Today we’ll learn an idiom that is used identically in Hebrew, English and many other languages, yet its source is obscure from most speakers of these languages. First, ‘ra•ki•a’ means the firmament. As we see in Genesis, the firmament was multi-layered from the inception: ‘And God made the firmament, and divided the waters which were under the firmament from the waters which were above the firmament; and it was so’. And God called the firmament Heaven. And there was evening and there was morning, the second day’. Genesis 1:7-8. ‘ba’ is a prefix which means ‘in’ or ‘at’. ‘ba•ra•ki•a hash•vi•ee’, in the seventh heaven, means at a state of the greatest possible happiness.
Seven heavens is a part of religious cosmology found in many major religions such as Islam, Judaism, Hinduism and Catholicism and in some minor religions as well. We see it mentioned for the first time in the Oral Torah.

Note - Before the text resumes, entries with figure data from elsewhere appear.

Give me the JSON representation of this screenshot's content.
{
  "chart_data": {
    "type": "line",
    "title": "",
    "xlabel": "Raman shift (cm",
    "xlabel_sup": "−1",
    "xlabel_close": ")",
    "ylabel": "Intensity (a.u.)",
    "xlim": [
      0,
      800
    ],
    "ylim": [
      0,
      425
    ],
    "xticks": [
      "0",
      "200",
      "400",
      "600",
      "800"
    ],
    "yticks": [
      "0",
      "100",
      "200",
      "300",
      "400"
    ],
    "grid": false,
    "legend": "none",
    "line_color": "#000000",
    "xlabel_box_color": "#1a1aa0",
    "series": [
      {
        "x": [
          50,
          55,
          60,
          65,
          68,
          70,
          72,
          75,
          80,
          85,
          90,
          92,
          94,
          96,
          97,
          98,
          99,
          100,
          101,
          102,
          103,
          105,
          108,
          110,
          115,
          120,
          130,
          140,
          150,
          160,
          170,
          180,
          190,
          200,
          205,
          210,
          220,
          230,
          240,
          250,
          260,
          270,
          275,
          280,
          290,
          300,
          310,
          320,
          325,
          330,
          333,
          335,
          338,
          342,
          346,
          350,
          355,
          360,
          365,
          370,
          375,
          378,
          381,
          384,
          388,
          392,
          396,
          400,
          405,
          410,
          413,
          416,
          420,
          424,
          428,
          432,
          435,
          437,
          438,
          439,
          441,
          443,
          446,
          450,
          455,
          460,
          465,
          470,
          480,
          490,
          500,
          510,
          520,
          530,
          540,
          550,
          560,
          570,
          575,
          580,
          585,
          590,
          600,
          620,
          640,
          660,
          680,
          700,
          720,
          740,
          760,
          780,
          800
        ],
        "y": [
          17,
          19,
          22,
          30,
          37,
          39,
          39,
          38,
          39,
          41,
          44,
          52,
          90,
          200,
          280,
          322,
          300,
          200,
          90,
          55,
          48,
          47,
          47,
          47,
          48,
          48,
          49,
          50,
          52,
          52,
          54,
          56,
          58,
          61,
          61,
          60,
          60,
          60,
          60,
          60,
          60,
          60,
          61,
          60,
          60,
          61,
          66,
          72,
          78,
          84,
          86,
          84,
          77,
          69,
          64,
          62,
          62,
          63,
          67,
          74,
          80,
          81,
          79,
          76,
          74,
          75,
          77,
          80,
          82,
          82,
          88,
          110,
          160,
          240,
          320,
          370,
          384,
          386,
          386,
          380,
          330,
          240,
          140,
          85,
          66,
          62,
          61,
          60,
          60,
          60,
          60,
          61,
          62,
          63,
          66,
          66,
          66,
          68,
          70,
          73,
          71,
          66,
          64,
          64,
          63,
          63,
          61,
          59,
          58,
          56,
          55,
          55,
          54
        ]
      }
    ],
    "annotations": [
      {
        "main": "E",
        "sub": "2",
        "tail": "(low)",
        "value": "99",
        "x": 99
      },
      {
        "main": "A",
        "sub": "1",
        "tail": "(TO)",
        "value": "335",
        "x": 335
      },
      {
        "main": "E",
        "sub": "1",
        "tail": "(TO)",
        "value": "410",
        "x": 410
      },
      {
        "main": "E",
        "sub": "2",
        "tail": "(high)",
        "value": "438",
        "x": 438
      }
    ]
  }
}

The Oral Torah, considered by Jews as an addition to the written Torah, is a group of books and other writings which, according to Jewish tradition, was passed down orally in an unbroken chain from one generation to the next until its contents were finally committed to writing following the destruction of the Second Temple in 70 CE, when Jewish civilization was faced with an existential threat.
Naturally, we don’t have exact dates about the writings of the Oral Torah but some are believed to very ancient, from eras much earlier than the destruction of the second Temple. ‘Ba•ra•kia hash•vi•ee’ is mentioned in the Talmud in Chagiga 12:2, and in the Oral Torah in Devarim Raba 2.